Funding growth

What is involved in the application process?

To get started, you should contact your banker. You’ll need to provide cash flow projections, financial statements for the business and all owners, and the last three years of tax returns, both personal and business. In addition, you’ll need interim financial statements less than 90 days old, accounts receivable and accounts payable aging, if applicable. You also need to provide a summary and source of use of funds. This means you have to show how the loan proceeds will be spent.

What types of problems might you face when applying for an SBA loan in this economy?

Borrowers will need to have cash to put toward their project. The required amount will depend on the purpose of the loan. For example, a lender can require up to a 30 percent borrower cash investment for a start-up business. Businesses should make sure they understand all the requirements established by the SBA and their lender.

Character is an important component for obtaining any SBA loan. Business owners should have a clean personal credit history. All 20 percent or more business owners are required to complete a personal history form that asks if they have ever been arrested, convicted or put on probation.

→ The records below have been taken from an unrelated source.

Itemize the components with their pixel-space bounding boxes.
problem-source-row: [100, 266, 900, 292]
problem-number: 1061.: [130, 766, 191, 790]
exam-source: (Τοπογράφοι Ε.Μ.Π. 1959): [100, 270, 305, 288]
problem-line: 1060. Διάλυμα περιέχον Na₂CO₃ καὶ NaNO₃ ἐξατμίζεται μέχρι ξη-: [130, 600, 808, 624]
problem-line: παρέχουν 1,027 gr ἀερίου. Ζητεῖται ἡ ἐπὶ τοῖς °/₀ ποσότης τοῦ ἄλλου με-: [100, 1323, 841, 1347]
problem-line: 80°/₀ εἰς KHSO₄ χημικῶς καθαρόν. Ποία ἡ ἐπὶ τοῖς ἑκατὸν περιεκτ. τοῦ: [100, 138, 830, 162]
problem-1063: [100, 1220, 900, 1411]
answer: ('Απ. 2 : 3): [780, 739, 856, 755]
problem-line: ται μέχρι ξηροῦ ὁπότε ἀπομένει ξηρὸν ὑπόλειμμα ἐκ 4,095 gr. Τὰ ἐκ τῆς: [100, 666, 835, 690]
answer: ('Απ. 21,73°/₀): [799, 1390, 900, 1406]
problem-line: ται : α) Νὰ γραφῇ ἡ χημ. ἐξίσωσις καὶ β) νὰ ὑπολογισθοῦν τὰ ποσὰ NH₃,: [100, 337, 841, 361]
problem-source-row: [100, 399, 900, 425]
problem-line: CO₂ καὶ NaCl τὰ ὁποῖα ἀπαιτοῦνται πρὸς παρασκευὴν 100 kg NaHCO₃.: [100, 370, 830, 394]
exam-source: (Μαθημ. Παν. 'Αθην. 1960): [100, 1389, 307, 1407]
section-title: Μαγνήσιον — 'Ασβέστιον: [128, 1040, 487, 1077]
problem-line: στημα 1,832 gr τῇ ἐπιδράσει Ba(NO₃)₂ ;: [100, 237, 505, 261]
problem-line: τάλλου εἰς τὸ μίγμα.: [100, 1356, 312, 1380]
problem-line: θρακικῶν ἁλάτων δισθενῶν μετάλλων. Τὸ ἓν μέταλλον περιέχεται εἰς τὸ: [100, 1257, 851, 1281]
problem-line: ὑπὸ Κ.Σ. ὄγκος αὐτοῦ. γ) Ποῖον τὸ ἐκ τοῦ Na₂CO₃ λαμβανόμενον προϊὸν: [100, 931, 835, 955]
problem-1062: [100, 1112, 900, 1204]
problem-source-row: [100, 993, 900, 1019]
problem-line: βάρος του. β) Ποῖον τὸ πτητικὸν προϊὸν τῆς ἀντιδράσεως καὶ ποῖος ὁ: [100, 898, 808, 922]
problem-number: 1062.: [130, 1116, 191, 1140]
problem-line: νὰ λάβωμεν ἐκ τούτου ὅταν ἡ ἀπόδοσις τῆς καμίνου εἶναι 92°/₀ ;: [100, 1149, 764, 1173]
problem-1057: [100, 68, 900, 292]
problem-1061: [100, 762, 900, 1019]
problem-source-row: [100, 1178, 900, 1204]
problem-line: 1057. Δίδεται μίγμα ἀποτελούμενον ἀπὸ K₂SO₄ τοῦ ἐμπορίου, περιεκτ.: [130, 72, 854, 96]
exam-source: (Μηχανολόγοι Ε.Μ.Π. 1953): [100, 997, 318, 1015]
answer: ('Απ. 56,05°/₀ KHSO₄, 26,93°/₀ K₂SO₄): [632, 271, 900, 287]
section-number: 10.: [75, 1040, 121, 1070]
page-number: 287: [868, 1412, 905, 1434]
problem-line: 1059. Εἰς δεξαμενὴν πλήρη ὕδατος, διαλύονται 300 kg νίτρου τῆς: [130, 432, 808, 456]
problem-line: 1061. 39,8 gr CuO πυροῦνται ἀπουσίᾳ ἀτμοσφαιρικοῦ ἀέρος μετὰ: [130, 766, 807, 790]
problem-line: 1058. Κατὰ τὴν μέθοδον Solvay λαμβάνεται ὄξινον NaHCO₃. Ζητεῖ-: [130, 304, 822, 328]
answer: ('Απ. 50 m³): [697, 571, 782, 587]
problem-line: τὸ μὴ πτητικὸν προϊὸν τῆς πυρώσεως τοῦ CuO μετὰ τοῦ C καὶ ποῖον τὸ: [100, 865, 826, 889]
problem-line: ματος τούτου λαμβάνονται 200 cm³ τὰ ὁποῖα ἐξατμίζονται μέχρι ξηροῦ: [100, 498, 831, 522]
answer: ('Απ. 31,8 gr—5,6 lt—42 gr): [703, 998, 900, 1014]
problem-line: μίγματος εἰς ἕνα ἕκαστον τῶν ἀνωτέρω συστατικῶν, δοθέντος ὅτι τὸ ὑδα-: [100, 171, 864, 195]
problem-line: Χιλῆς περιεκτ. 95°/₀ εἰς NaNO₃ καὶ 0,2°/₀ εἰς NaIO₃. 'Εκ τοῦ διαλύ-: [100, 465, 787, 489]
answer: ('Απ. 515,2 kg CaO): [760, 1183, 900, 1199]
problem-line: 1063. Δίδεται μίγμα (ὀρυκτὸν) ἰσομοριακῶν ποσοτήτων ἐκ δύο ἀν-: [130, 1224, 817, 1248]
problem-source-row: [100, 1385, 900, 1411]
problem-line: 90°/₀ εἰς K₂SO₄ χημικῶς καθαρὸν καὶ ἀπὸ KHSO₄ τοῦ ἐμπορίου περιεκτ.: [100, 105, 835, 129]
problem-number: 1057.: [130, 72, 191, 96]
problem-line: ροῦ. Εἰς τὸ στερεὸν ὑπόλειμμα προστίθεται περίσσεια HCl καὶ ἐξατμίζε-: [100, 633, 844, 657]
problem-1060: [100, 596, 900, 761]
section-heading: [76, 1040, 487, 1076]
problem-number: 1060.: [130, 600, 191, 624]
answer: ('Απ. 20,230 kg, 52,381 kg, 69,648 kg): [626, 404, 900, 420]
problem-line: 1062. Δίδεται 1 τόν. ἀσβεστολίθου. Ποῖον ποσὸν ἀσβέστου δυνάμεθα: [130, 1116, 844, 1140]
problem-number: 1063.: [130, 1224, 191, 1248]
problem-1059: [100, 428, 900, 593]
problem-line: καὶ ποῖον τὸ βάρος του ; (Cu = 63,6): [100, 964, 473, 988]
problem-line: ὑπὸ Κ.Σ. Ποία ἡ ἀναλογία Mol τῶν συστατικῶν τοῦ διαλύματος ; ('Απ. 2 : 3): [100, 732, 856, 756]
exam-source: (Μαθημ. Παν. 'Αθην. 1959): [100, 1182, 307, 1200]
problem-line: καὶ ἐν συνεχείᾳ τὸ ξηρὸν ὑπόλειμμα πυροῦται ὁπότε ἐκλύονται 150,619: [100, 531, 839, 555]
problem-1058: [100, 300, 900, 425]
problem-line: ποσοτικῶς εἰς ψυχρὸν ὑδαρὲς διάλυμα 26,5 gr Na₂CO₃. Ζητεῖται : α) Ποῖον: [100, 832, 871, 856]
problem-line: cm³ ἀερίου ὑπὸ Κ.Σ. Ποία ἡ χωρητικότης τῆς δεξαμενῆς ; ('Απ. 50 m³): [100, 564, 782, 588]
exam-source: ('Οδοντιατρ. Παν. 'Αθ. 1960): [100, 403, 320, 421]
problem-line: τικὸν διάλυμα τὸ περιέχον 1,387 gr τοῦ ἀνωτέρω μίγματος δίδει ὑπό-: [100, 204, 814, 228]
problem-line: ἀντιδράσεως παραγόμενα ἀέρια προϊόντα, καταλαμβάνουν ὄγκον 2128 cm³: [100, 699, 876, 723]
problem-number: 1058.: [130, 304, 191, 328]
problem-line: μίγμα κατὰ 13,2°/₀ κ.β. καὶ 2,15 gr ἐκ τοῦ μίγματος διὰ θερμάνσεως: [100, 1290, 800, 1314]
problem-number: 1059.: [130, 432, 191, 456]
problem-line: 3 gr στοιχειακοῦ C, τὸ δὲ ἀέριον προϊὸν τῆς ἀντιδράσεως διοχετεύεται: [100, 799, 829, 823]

Background checks are completed and the findings could cancel a loan request.

It is also very important for a business to show that it has strong management and a solid business plan.

President Obama is working with Congress to continue certain enhancements from the American Recovery and Reinvestment Act of 2009 that were due to expire in February 2010. These enhancements are attached to the Small Business Job Creation & Access to Capital Act of 2009, a.k.a. ‘The Jobs Bill.’ The extension of these enhancements would run through Dec. 31, 2010.

For small businesses, the original Recovery Act temporarily eliminated SBA guaranteed 7(a) and 504 loan fees and offers tax benefits. For lenders, it temporarily eliminated loan fees on Section 504 loans. The Act also increased the guarantees on 7(a) term loans to qualified small businesses from 75 percent to 90 percent. This change reduced the risk of a loss from a loan and increased the banks’ willingness to make a loan, making more capital available to small businesses.